Note: In the example above, the lines are wrapped with the circumflex ^ at the end of each line.

Tip: On Mac and Linux you will need to use backslash \ instead.

Arguments#

The following table lists all of the arguments:

Argument

Mandatory

Description

General Options

-h

Show a help message and exit.

–version

Output the tool version and exit.

–verbose, -v

Increase log verbosity.

  • Not specified: the tool outputs all warnings and errors.

  • Specified once or more: informational messages are also output.

  • Specified twice or more: debugging messages are shown.
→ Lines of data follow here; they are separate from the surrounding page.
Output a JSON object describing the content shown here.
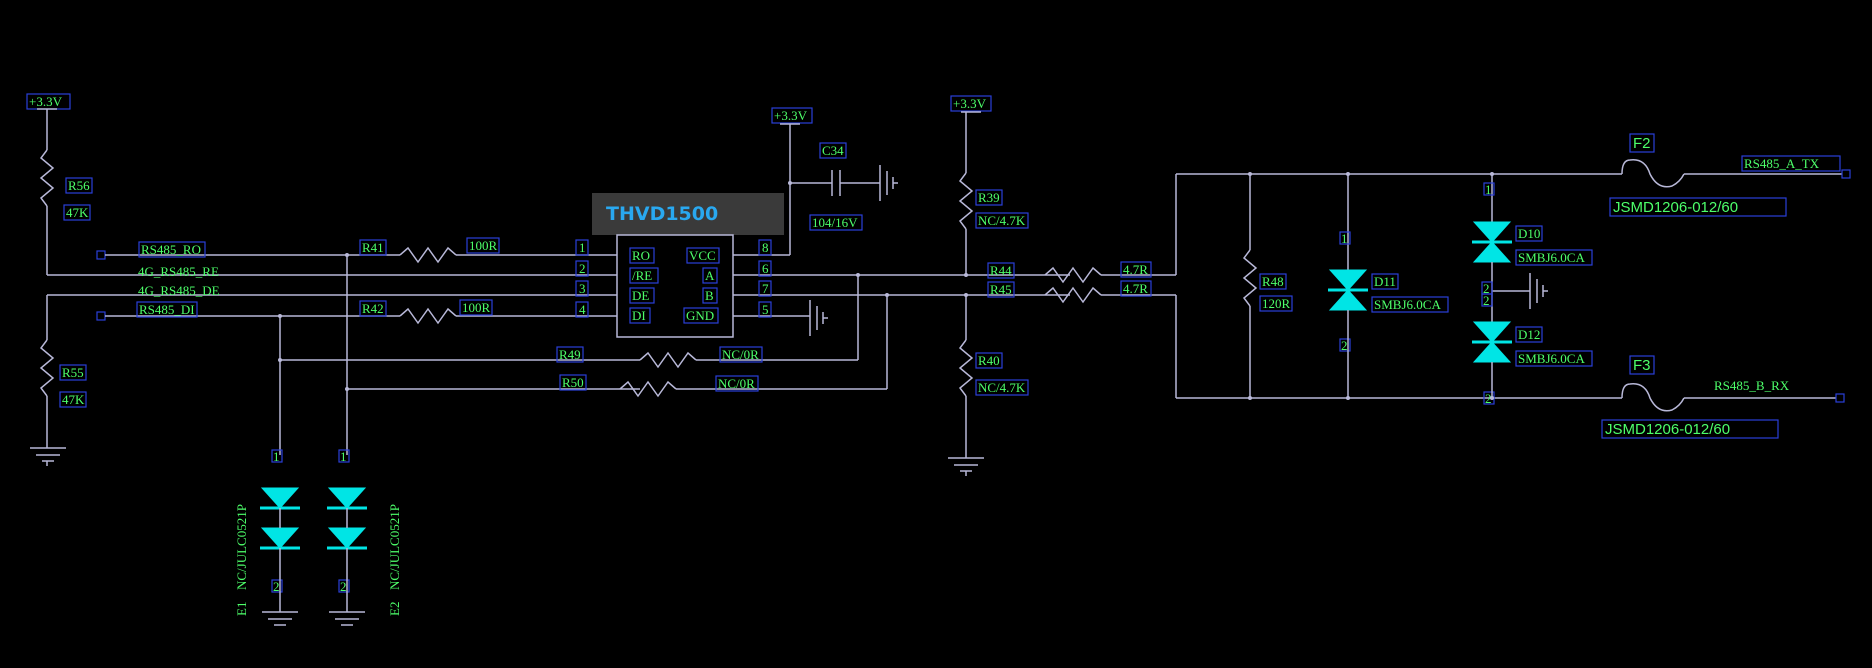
{
  "chip": {
    "title": "THVD1500",
    "pins_left": [
      {
        "num": "1",
        "name": "RO"
      },
      {
        "num": "2",
        "name": "/RE"
      },
      {
        "num": "3",
        "name": "DE"
      },
      {
        "num": "4",
        "name": "DI"
      }
    ],
    "pins_right": [
      {
        "num": "8",
        "name": "VCC"
      },
      {
        "num": "6",
        "name": "A"
      },
      {
        "num": "7",
        "name": "B"
      },
      {
        "num": "5",
        "name": "GND"
      }
    ]
  },
  "supplies": {
    "vcc": "+3.3V"
  },
  "nets": {
    "ro": "RS485_RO",
    "re": "4G_RS485_RE",
    "de": "4G_RS485_DE",
    "di": "RS485_DI",
    "a_tx": "RS485_A_TX",
    "b_rx": "RS485_B_RX"
  },
  "components": {
    "r56": {
      "ref": "R56",
      "val": "47K"
    },
    "r55": {
      "ref": "R55",
      "val": "47K"
    },
    "r41": {
      "ref": "R41",
      "val": "100R"
    },
    "r42": {
      "ref": "R42",
      "val": "100R"
    },
    "r49": {
      "ref": "R49",
      "val": "NC/0R"
    },
    "r50": {
      "ref": "R50",
      "val": "NC/0R"
    },
    "c34": {
      "ref": "C34",
      "val": "104/16V"
    },
    "r39": {
      "ref": "R39",
      "val": "NC/4.7K"
    },
    "r40": {
      "ref": "R40",
      "val": "NC/4.7K"
    },
    "r44": {
      "ref": "R44",
      "val": "4.7R"
    },
    "r45": {
      "ref": "R45",
      "val": "4.7R"
    },
    "r48": {
      "ref": "R48",
      "val": "120R"
    },
    "d11": {
      "ref": "D11",
      "val": "SMBJ6.0CA"
    },
    "d10": {
      "ref": "D10",
      "val": "SMBJ6.0CA"
    },
    "d12": {
      "ref": "D12",
      "val": "SMBJ6.0CA"
    },
    "f2": {
      "ref": "F2",
      "val": "JSMD1206-012/60"
    },
    "f3": {
      "ref": "F3",
      "val": "JSMD1206-012/60"
    },
    "e1": {
      "ref": "E1",
      "val": "NC/JULC0521P"
    },
    "e2": {
      "ref": "E2",
      "val": "NC/JULC0521P"
    }
  },
  "pin_marks": {
    "one": "1",
    "two": "2"
  }
}
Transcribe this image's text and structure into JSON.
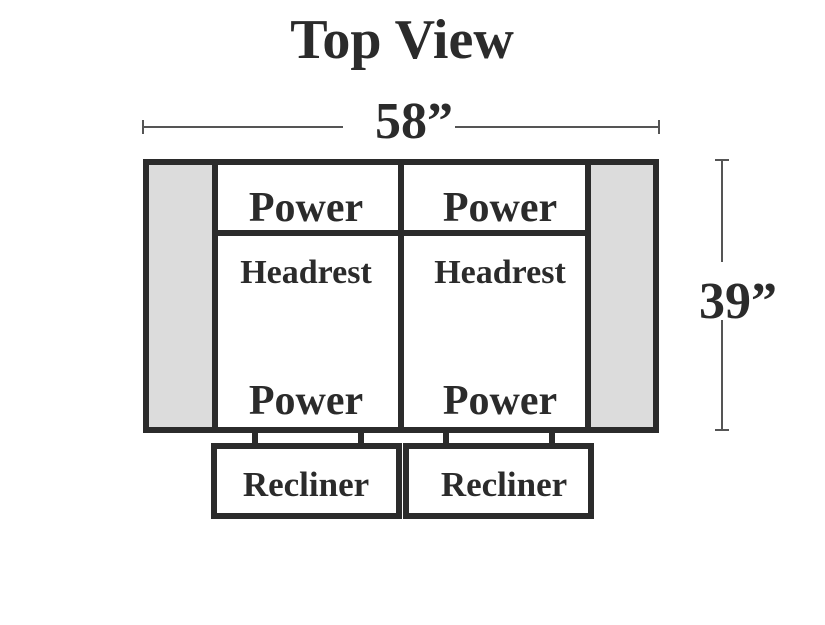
{
  "title": "Top View",
  "dimensions": {
    "width": "58”",
    "depth": "39”"
  },
  "seats": [
    {
      "top_label": "Power",
      "headrest_label": "Headrest",
      "bottom_label": "Power",
      "footrest_label": "Recliner"
    },
    {
      "top_label": "Power",
      "headrest_label": "Headrest",
      "bottom_label": "Power",
      "footrest_label": "Recliner"
    }
  ],
  "colors": {
    "title": "#5b6ee0",
    "outline": "#2b2b2b",
    "armrest_fill": "#dcdcdc",
    "text": "#2b2b2b",
    "dimension_line": "#555555"
  }
}
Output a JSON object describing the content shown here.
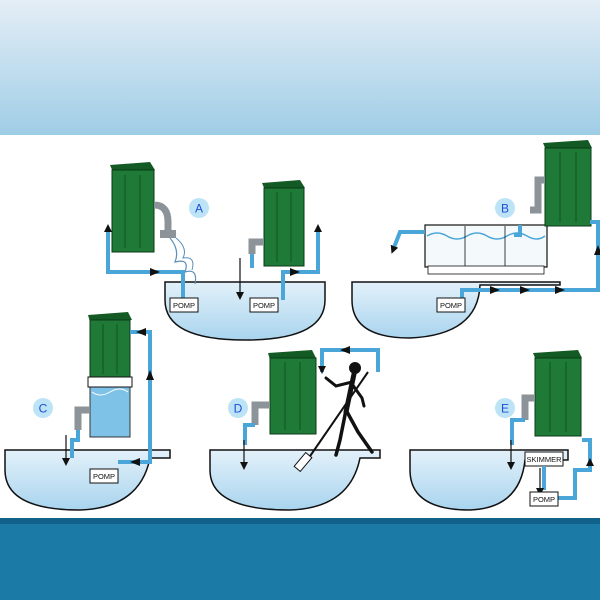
{
  "colors": {
    "top_gradient_start": "#e4eef6",
    "top_gradient_end": "#9fcde6",
    "bottom_band": "#1b7ba6",
    "bottom_band_dark": "#11628a",
    "filter_green": "#1f7a37",
    "filter_green_dark": "#135a25",
    "pipe_blue": "#4aa6d8",
    "pipe_outline": "#1a3a55",
    "pipe_grey": "#8c9399",
    "water_light": "#e3f1fa",
    "water_mid": "#a9d4ee",
    "label_circle": "#bde3f7",
    "label_text": "#1a4fd6"
  },
  "icons": [
    "filter-unit-icon",
    "pump-icon",
    "skimmer-icon",
    "person-cleaning-icon",
    "arrow-icon"
  ],
  "setups": [
    {
      "id": "A",
      "pumps": [
        "POMP",
        "POMP"
      ]
    },
    {
      "id": "B",
      "pumps": [
        "POMP"
      ]
    },
    {
      "id": "C",
      "pumps": [
        "POMP"
      ]
    },
    {
      "id": "D",
      "pumps": []
    },
    {
      "id": "E",
      "pumps": [
        "POMP"
      ],
      "skimmer": "SKIMMER"
    }
  ]
}
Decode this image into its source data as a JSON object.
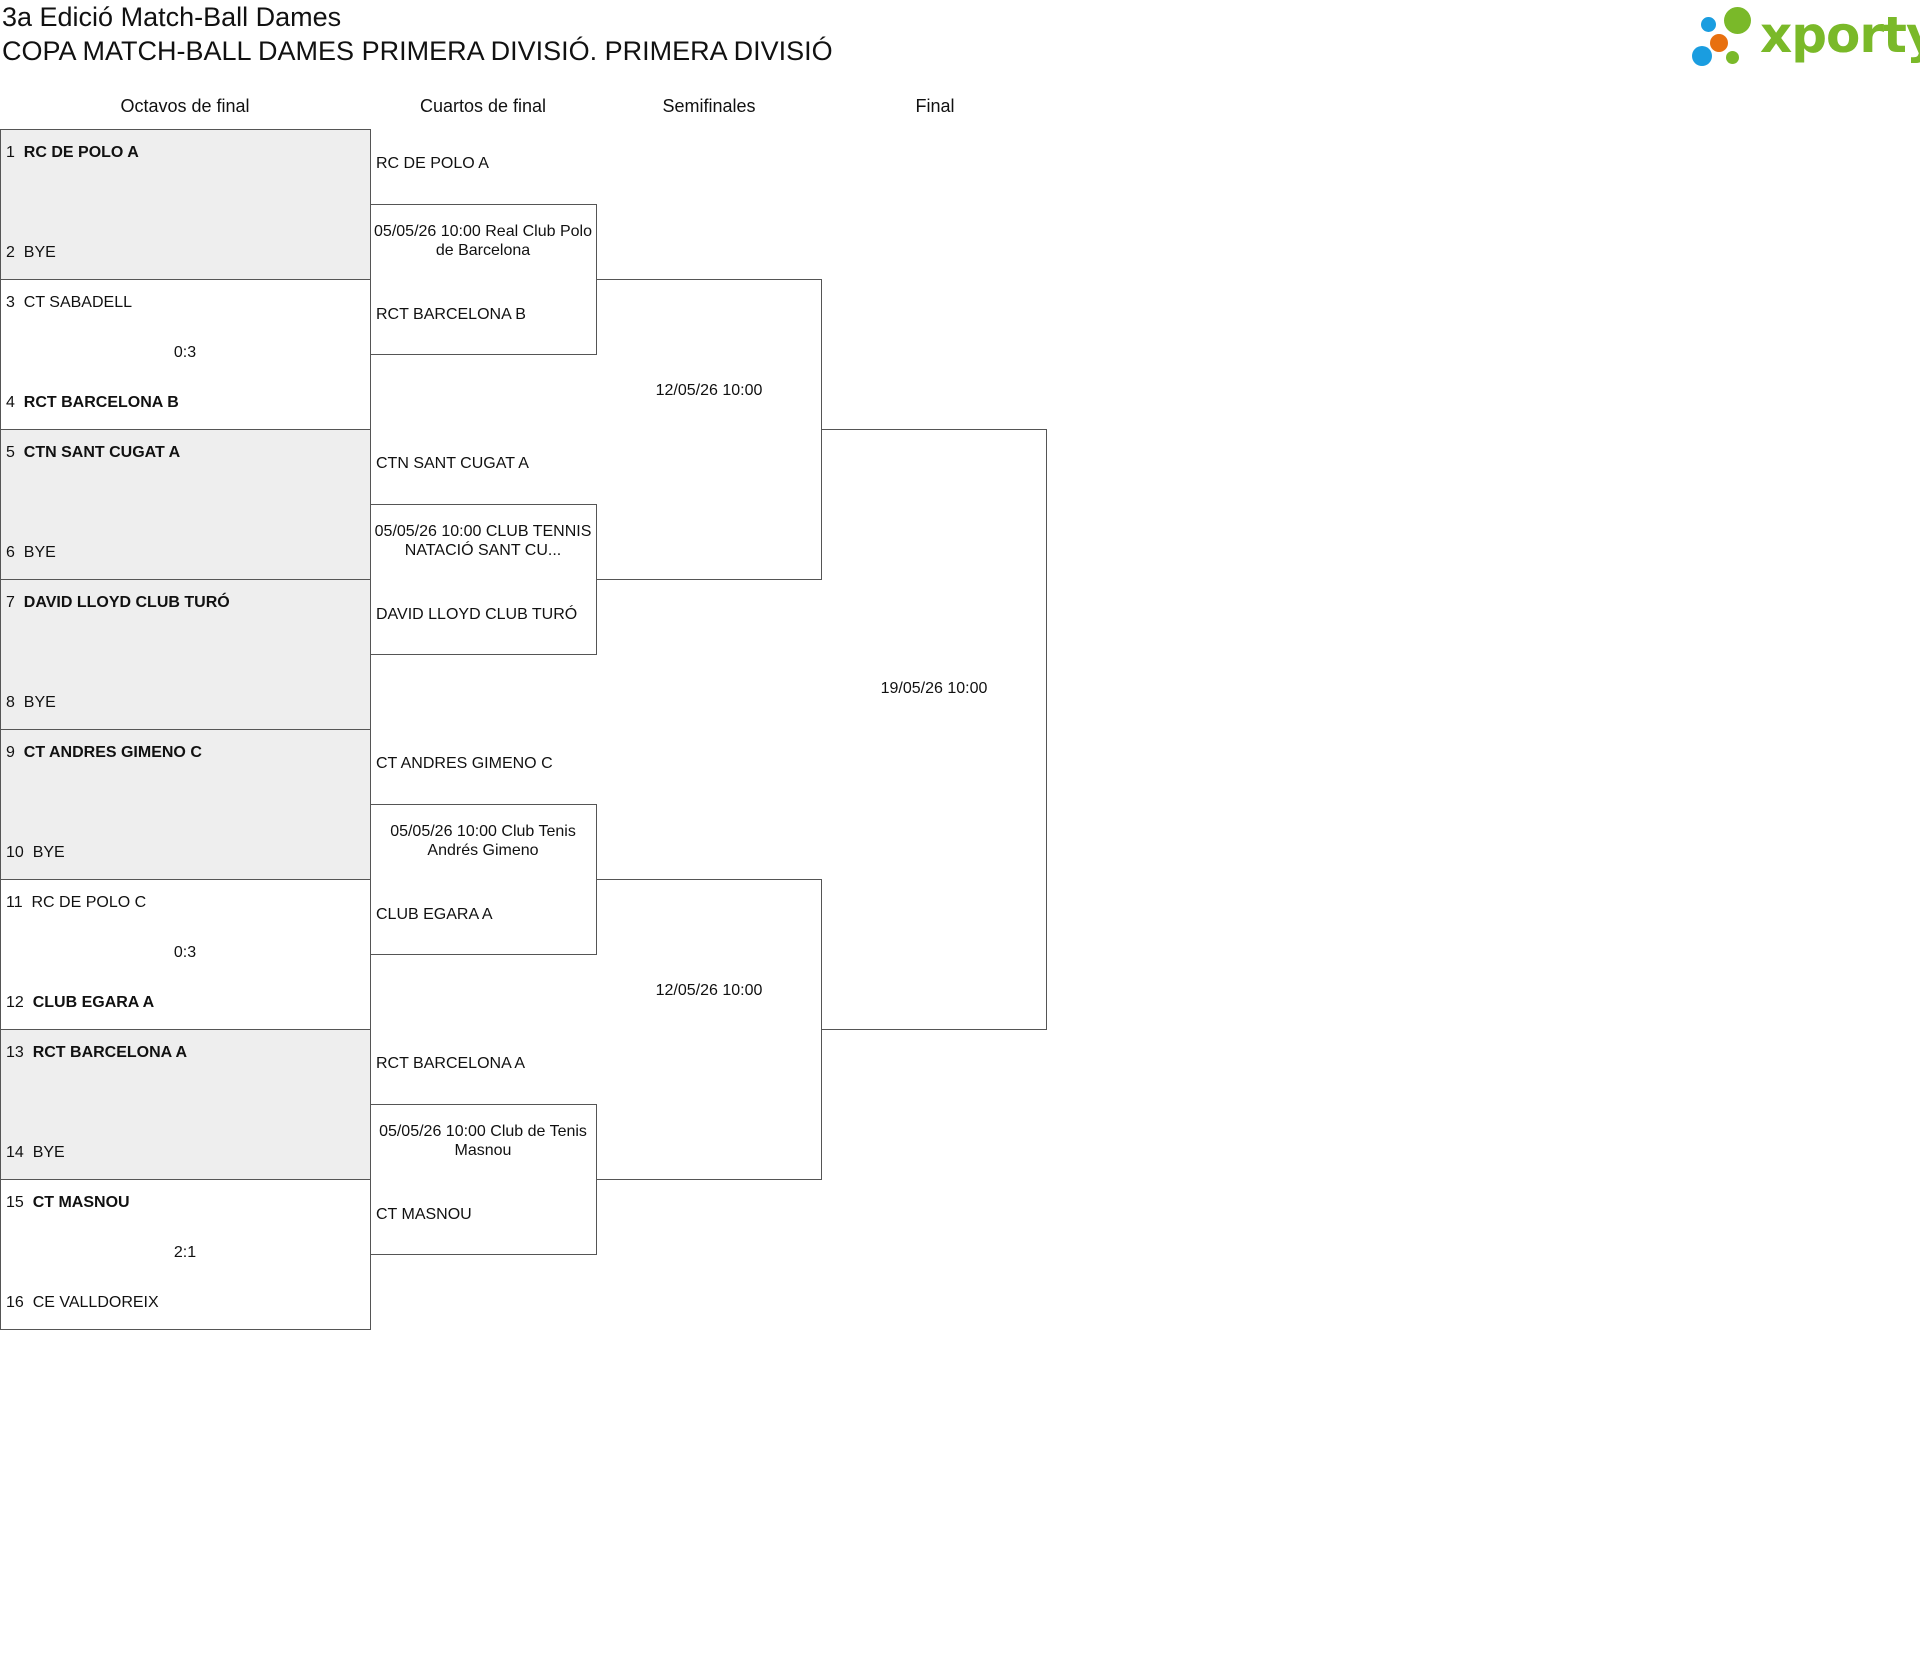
{
  "title": "3a Edició Match-Ball Dames",
  "subtitle": "COPA MATCH-BALL DAMES PRIMERA DIVISIÓ. PRIMERA DIVISIÓ",
  "logo": {
    "text": "xporty",
    "colors": {
      "green": "#7ab929",
      "blue": "#1a9de0",
      "orange": "#e8700f"
    }
  },
  "rounds": [
    "Octavos de final",
    "Cuartos de final",
    "Semifinales",
    "Final"
  ],
  "octavos": [
    {
      "top": {
        "seed": "1",
        "name": "RC DE POLO A",
        "winner": true
      },
      "bottom": {
        "seed": "2",
        "name": "BYE",
        "winner": false
      },
      "score": "",
      "bye": true
    },
    {
      "top": {
        "seed": "3",
        "name": "CT SABADELL",
        "winner": false
      },
      "bottom": {
        "seed": "4",
        "name": "RCT BARCELONA B",
        "winner": true
      },
      "score": "0:3",
      "bye": false
    },
    {
      "top": {
        "seed": "5",
        "name": "CTN SANT CUGAT A",
        "winner": true
      },
      "bottom": {
        "seed": "6",
        "name": "BYE",
        "winner": false
      },
      "score": "",
      "bye": true
    },
    {
      "top": {
        "seed": "7",
        "name": "DAVID LLOYD CLUB TURÓ",
        "winner": true
      },
      "bottom": {
        "seed": "8",
        "name": "BYE",
        "winner": false
      },
      "score": "",
      "bye": true
    },
    {
      "top": {
        "seed": "9",
        "name": "CT ANDRES GIMENO C",
        "winner": true
      },
      "bottom": {
        "seed": "10",
        "name": "BYE",
        "winner": false
      },
      "score": "",
      "bye": true
    },
    {
      "top": {
        "seed": "11",
        "name": "RC DE POLO C",
        "winner": false
      },
      "bottom": {
        "seed": "12",
        "name": "CLUB EGARA A",
        "winner": true
      },
      "score": "0:3",
      "bye": false
    },
    {
      "top": {
        "seed": "13",
        "name": "RCT BARCELONA A",
        "winner": true
      },
      "bottom": {
        "seed": "14",
        "name": "BYE",
        "winner": false
      },
      "score": "",
      "bye": true
    },
    {
      "top": {
        "seed": "15",
        "name": "CT MASNOU",
        "winner": true
      },
      "bottom": {
        "seed": "16",
        "name": "CE VALLDOREIX",
        "winner": false
      },
      "score": "2:1",
      "bye": false
    }
  ],
  "cuartos": [
    {
      "top": "RC DE POLO A",
      "bottom": "RCT BARCELONA B",
      "info": "05/05/26 10:00 Real Club Polo de Barcelona"
    },
    {
      "top": "CTN SANT CUGAT A",
      "bottom": "DAVID LLOYD CLUB TURÓ",
      "info": "05/05/26 10:00 CLUB TENNIS NATACIÓ SANT CU..."
    },
    {
      "top": "CT ANDRES GIMENO C",
      "bottom": "CLUB EGARA A",
      "info": "05/05/26 10:00 Club Tenis Andrés Gimeno"
    },
    {
      "top": "RCT BARCELONA A",
      "bottom": "CT MASNOU",
      "info": "05/05/26 10:00 Club de Tenis Masnou"
    }
  ],
  "semis": [
    {
      "info": "12/05/26 10:00"
    },
    {
      "info": "12/05/26 10:00"
    }
  ],
  "final": {
    "info": "19/05/26 10:00"
  }
}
      • Specified three times or more: more information is included in all messages.

–log-file FILE

Path to a log file on disk, where the log output is to be stored. If this is not specified, the log messages are shown on the console.

Connection Options (see Connecting to Squirro for finding these values)

–token TOKEN -t TOKEN

Yes

The Authentication Token with which to authenticate. If the token value starts with a dash, you need to use an equal sign to specify the value like this: --token="-12345…"

–cluster URL
-c URL

The Squirro Cluster from which to export the data.

–project-id PROJECT_ID

Yes

The Project Identifier from which to export the data.

Export Options

–out-file FILE
-o FILE

Yes

Output file where the CSV data will be stored.

–query QUERY

The query for which to export the results. Defaults to an empty query - which returns all the items in the project.

–batch-size BATCH_SIZE

Number of items that are requested from the server in one request. Increasing this from the default of 100 can improve export performance at the cost of affecting the overall system performance.

–keyword-delimiter DELIMITER

The separator to use between multiple item keywords. Default is a comma.